Este pensamiento paralizó algunos instantes la lengua del padre.
—¡Ana! ¡Mi adorada hija!… ¡No intentes semejante temeridad!
—Es necesario para vuestra salvación y la mía —dijo resueltamente la joven.
—¡Es que los tigres pueden bajar!
—En diez segundos lo hago. Pero luego, ¿cómo entregaros las armas?
—Después os lo diremos —contestó Asthor.
—Vigilad a los tigres, y si alguno se acerca a la puerta de popa avisadme con un triple grito.
—¡Qué Dios te ayude, hija mía! —exclamó el capitán, conmovido.
—¡Esperad un instante, miss! —gritó Grinnell.
Cogió de su cintura el cuchillo de maniobras y de tres golpes cortó el extremo de uno de los palos.
—He aquí un proyectil que podrá matar a un tigre.

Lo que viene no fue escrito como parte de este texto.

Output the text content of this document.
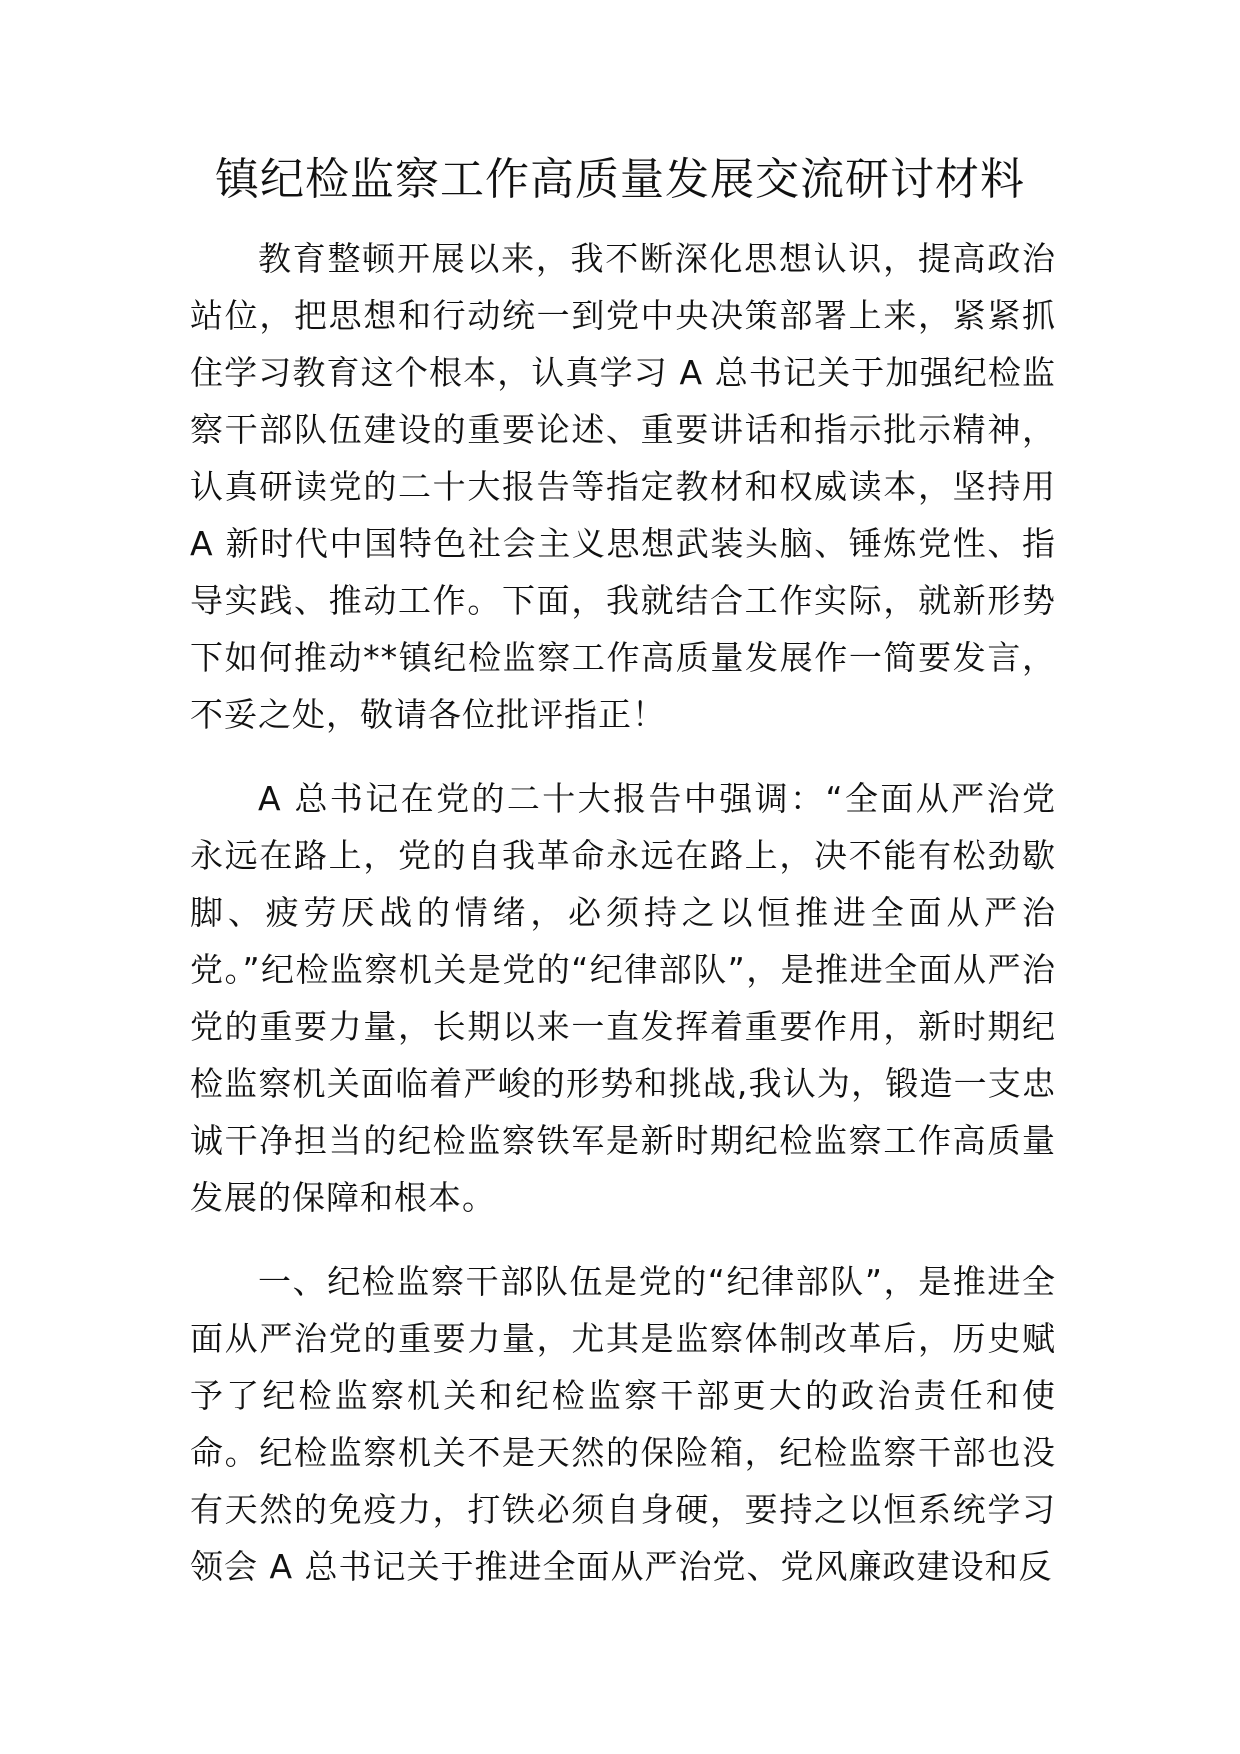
镇纪检监察工作高质量发展交流研讨材料

教育整顿开展以来，我不断深化思想认识，提高政治站位，把思想和行动统一到党中央决策部署上来，紧紧抓住学习教育这个根本，认真学习 A 总书记关于加强纪检监察干部队伍建设的重要论述、重要讲话和指示批示精神，认真研读党的二十大报告等指定教材和权威读本，坚持用 A 新时代中国特色社会主义思想武装头脑、锤炼党性、指导实践、推动工作。下面，我就结合工作实际，就新形势下如何推动**镇纪检监察工作高质量发展作一简要发言，不妥之处，敬请各位批评指正！

A 总书记在党的二十大报告中强调：“全面从严治党永远在路上，党的自我革命永远在路上，决不能有松劲歇脚、疲劳厌战的情绪，必须持之以恒推进全面从严治党。”纪检监察机关是党的“纪律部队”，是推进全面从严治党的重要力量，长期以来一直发挥着重要作用，新时期纪检监察机关面临着严峻的形势和挑战,我认为，锻造一支忠诚干净担当的纪检监察铁军是新时期纪检监察工作高质量发展的保障和根本。

一、纪检监察干部队伍是党的“纪律部队”，是推进全面从严治党的重要力量，尤其是监察体制改革后，历史赋予了纪检监察机关和纪检监察干部更大的政治责任和使命。纪检监察机关不是天然的保险箱，纪检监察干部也没有天然的免疫力，打铁必须自身硬，要持之以恒系统学习领会 A 总书记关于推进全面从严治党、党风廉政建设和反
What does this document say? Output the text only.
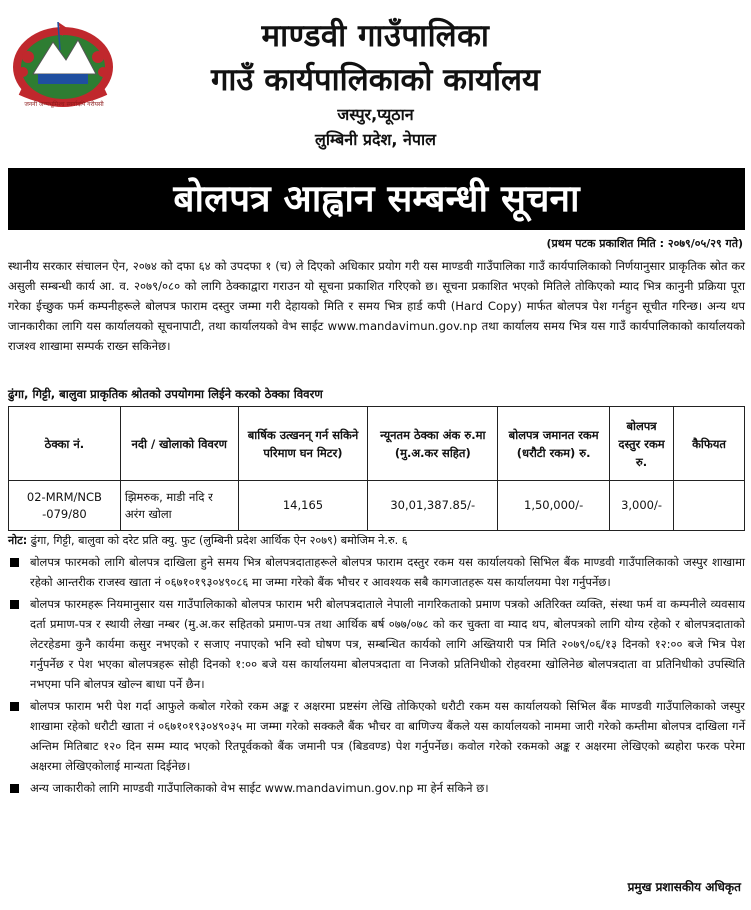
जननी जन्मभूमिश्च स्वर्गादपि गरीयसी
माण्डवी गाउँपालिका
गाउँ कार्यपालिकाको कार्यालय
जस्पुर,प्यूठान
लुम्बिनी प्रदेश, नेपाल
बोलपत्र आह्वान सम्बन्धी सूचना
(प्रथम पटक प्रकाशित मिति : २०७९/०५/२९ गते)

स्थानीय सरकार संचालन ऐन, २०७४ को दफा ६४ को उपदफा १ (च) ले दिएको अधिकार प्रयोग गरी यस माण्डवी गाउँपालिका गाउँ कार्यपालिकाको निर्णयानुसार प्राकृतिक स्रोत कर असुली सम्बन्धी कार्य आ. व. २०७९/०८० को लागि ठेक्काद्वारा गराउन यो सूचना प्रकाशित गरिएको छ। सूचना प्रकाशित भएको मितिले तोकिएको म्याद भित्र कानुनी प्रक्रिया पूरा गरेका ईच्छुक फर्म कम्पनीहरूले बोलपत्र फाराम दस्तुर जम्मा गरी देहायको मिति र समय भित्र हार्ड कपी (Hard Copy) मार्फत बोलपत्र पेश गर्नहुन सूचीत गरिन्छ। अन्य थप जानकारीका लागि यस कार्यालयको सूचनापाटी, तथा कार्यालयको वेभ साईट www.mandavimun.gov.np तथा कार्यालय समय भित्र यस गाउँ कार्यपालिकाको कार्यालयको राजश्व शाखामा सम्पर्क राख्न सकिनेछ।

ढुंगा, गिट्टी, बालुवा प्राकृतिक श्रोतको उपयोगमा लिईने करको ठेक्का विवरण
ठेक्का नं.	नदी / खोलाको विवरण	बार्षिक उत्खनन् गर्न सकिने परिमाण घन मिटर)	न्यूनतम ठेक्का अंक रु.मा (मु.अ.कर सहित)	बोलपत्र जमानत रकम (धरौटी रकम) रु.	बोलपत्र दस्तुर रकम रु.	कैफियत
02-MRM/NCB -079/80	झिमरुक, माडी नदि र अरंग खोला	14,165	30,01,387.85/-	1,50,000/-	3,000/-	
नोट: ढुंगा, गिट्टी, बालुवा को दरेट प्रति क्यु. फुट (लुम्बिनी प्रदेश आर्थिक ऐन २०७९) बमोजिम ने.रु. ६
बोलपत्र फारमको लागि बोलपत्र दाखिला हुने समय भित्र बोलपत्रदाताहरूले बोलपत्र फाराम दस्तुर रकम यस कार्यालयको सिभिल बैंक माण्डवी गाउँपालिकाको जस्पुर शाखामा रहेको आन्तरीक राजस्व खाता नं ०६७१०१९३०४९०८६ मा जम्मा गरेको बैंक भौचर र आवश्यक सबै कागजातहरू यस कार्यालयमा पेश गर्नुपर्नेछ।
बोलपत्र फारमहरू नियमानुसार यस गाउँपालिकाको बोलपत्र फाराम भरी बोलपत्रदाताले नेपाली नागरिकताको प्रमाण पत्रको अतिरिक्त व्यक्ति, संस्था फर्म वा कम्पनीले व्यवसाय दर्ता प्रमाण-पत्र र स्थायी लेखा नम्बर (मु.अ.कर सहितको प्रमाण-पत्र तथा आर्थिक बर्ष ०७७/०७८ को कर चुक्ता वा म्याद थप, बोलपत्रको लागि योग्य रहेको र बोलपत्रदाताको लेटरहेडमा कुनै कार्यमा कसुर नभएको र सजाए नपाएको भनि स्वो घोषण पत्र, सम्बन्धित कार्यको लागि अख्तियारी पत्र मिति २०७९/०६/१३ दिनको १२:०० बजे भित्र पेश गर्नुपर्नेछ र पेश भएका बोलपत्रहरू सोही दिनको १:०० बजे यस कार्यालयमा बोलपत्रदाता वा निजको प्रतिनिधीको रोहवरमा खोलिनेछ बोलपत्रदाता वा प्रतिनिधीको उपस्थिति नभएमा पनि बोलपत्र खोल्न बाधा पर्ने छैन।
बोलपत्र फाराम भरी पेश गर्दा आफुले कबोल गरेको रकम अङ्क र अक्षरमा प्रष्टसंग लेखि तोकिएको धरौटी रकम यस कार्यालयको सिभिल बैंक माण्डवी गाउँपालिकाको जस्पुर शाखामा रहेको धरौटी खाता नं ०६७१०१९३०४९०३५ मा जम्मा गरेको सक्कलै बैंक भौचर वा बाणिज्य बैंकले यस कार्यालयको नाममा जारी गरेको कम्तीमा बोलपत्र दाखिला गर्ने अन्तिम मितिबाट १२० दिन सम्म म्याद भएको रितपूर्वकको बैंक जमानी पत्र (बिडवण्ड) पेश गर्नुपर्नेछ। कवोल गरेको रकमको अङ्क र अक्षरमा लेखिएको ब्यहोरा फरक परेमा अक्षरमा लेखिएकोलाई मान्यता दिईनेछ।
अन्य जाकारीको लागि माण्डवी गाउँपालिकाको वेभ साईट www.mandavimun.gov.np मा हेर्न सकिने छ।
प्रमुख प्रशासकीय अधिकृत
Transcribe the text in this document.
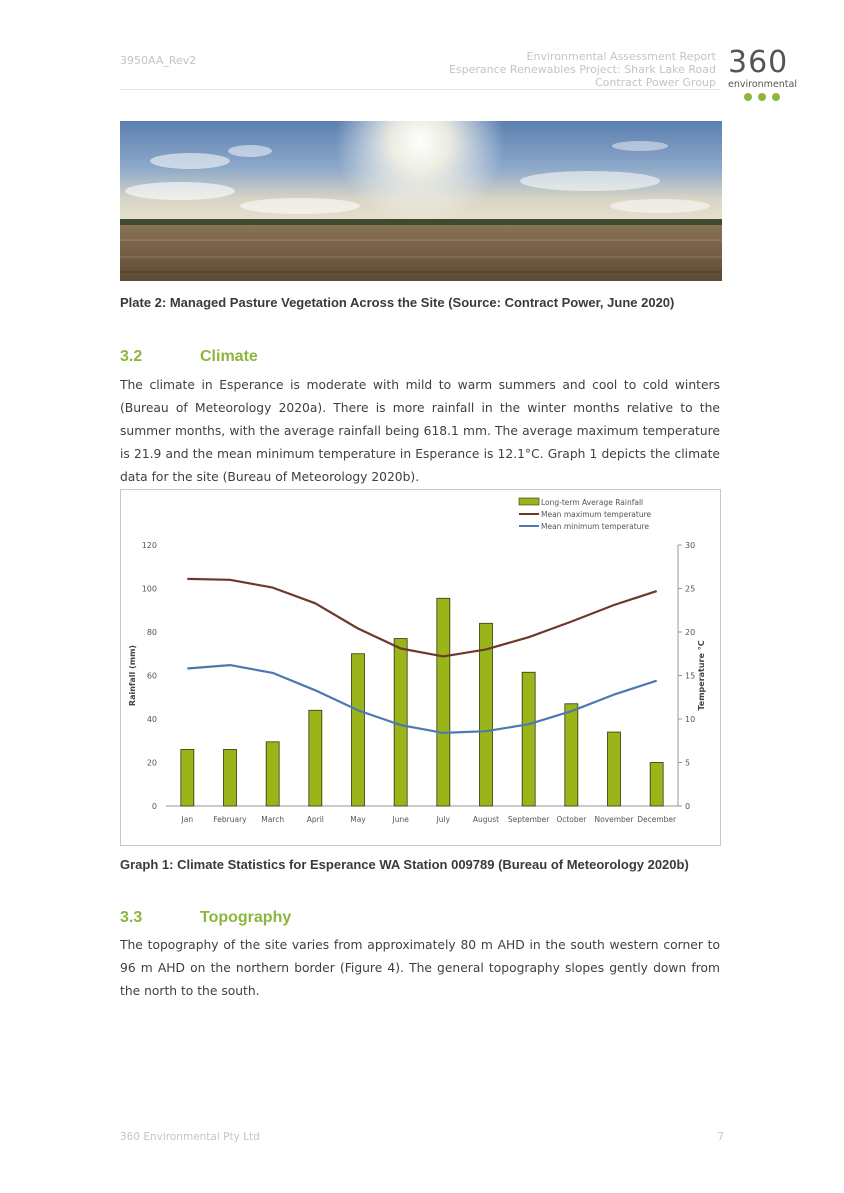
3950AA_Rev2	Environmental Assessment Report
Esperance Renewables Project: Shark Lake Road
Contract Power Group
360
environmental
Plate 2: Managed Pasture Vegetation Across the Site (Source: Contract Power, June 2020)
3.2	Climate
The climate in Esperance is moderate with mild to warm summers and cool to cold winters (Bureau of Meteorology 2020a). There is more rainfall in the winter months relative to the summer months, with the average rainfall being 618.1 mm. The average maximum temperature is 21.9 and the mean minimum temperature in Esperance is 12.1°C. Graph 1 depicts the climate data for the site (Bureau of Meteorology 2020b).
0
20
40
60
80
100
120
0
5
10
15
20
25
30
Jan	February March	April	May	June	July	August September October November December
Rainfall (mm)	Temperature °C
Long-term Average Rainfall
Mean maximum temperature
Mean minimum temperature
Graph 1: Climate Statistics for Esperance WA Station 009789 (Bureau of Meteorology 2020b)
3.3	Topography
The topography of the site varies from approximately 80 m AHD in the south western corner to 96 m AHD on the northern border (Figure 4). The general topography slopes gently down from the north to the south.
360 Environmental Pty Ltd	7
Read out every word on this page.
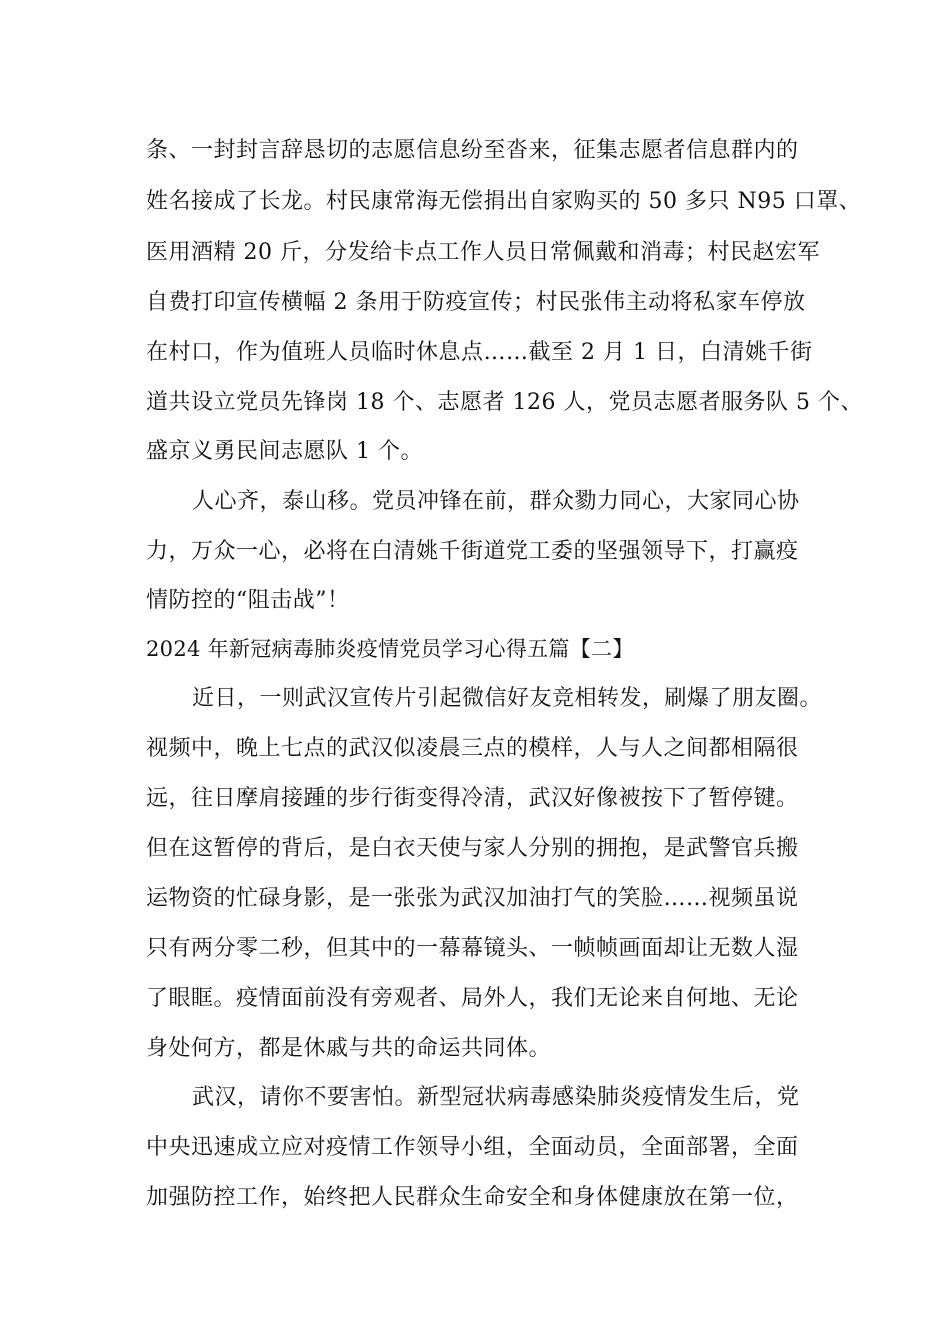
条、一封封言辞恳切的志愿信息纷至沓来，征集志愿者信息群内的
姓名接成了长龙。村民康常海无偿捐出自家购买的 50 多只 N95 口罩、
医用酒精 20 斤，分发给卡点工作人员日常佩戴和消毒；村民赵宏军
自费打印宣传横幅 2 条用于防疫宣传；村民张伟主动将私家车停放
在村口，作为值班人员临时休息点……截至 2 月 1 日，白清姚千街
道共设立党员先锋岗 18 个、志愿者 126 人，党员志愿者服务队 5 个、
盛京义勇民间志愿队 1 个。
人心齐，泰山移。党员冲锋在前，群众勠力同心，大家同心协
力，万众一心，必将在白清姚千街道党工委的坚强领导下，打赢疫
情防控的“阻击战”！
2024 年新冠病毒肺炎疫情党员学习心得五篇【二】
近日，一则武汉宣传片引起微信好友竞相转发，刷爆了朋友圈。
视频中，晚上七点的武汉似凌晨三点的模样，人与人之间都相隔很
远，往日摩肩接踵的步行街变得冷清，武汉好像被按下了暂停键。
但在这暂停的背后，是白衣天使与家人分别的拥抱，是武警官兵搬
运物资的忙碌身影，是一张张为武汉加油打气的笑脸……视频虽说
只有两分零二秒，但其中的一幕幕镜头、一帧帧画面却让无数人湿
了眼眶。疫情面前没有旁观者、局外人，我们无论来自何地、无论
身处何方，都是休戚与共的命运共同体。
武汉，请你不要害怕。新型冠状病毒感染肺炎疫情发生后，党
中央迅速成立应对疫情工作领导小组，全面动员，全面部署，全面
加强防控工作，始终把人民群众生命安全和身体健康放在第一位，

El primero que se acerque a la puerta sentirá su peso.
—¡Gracias, Grinnell! —dijo el capitán—. ¡Ahora, Ana!
—¡Atención a los tigres! Voy por las carabinas.
Los tres hombres, presa de una ansiedad imposible de describir, permanecieron en el más profundo silencio.
Los tigres se habían agrupado hacia proa y a pesar del humo y de las chispas que salían de la cámara común, seguían merodeando, buscando más víctimas para su insaciable voracidad. Un enorme tigre alzó de pronto su monstruosa cabeza y aguzó las orejas, lanzando un sordo gruñido que llevaba toda la fuerza de un terrible grito de muerte.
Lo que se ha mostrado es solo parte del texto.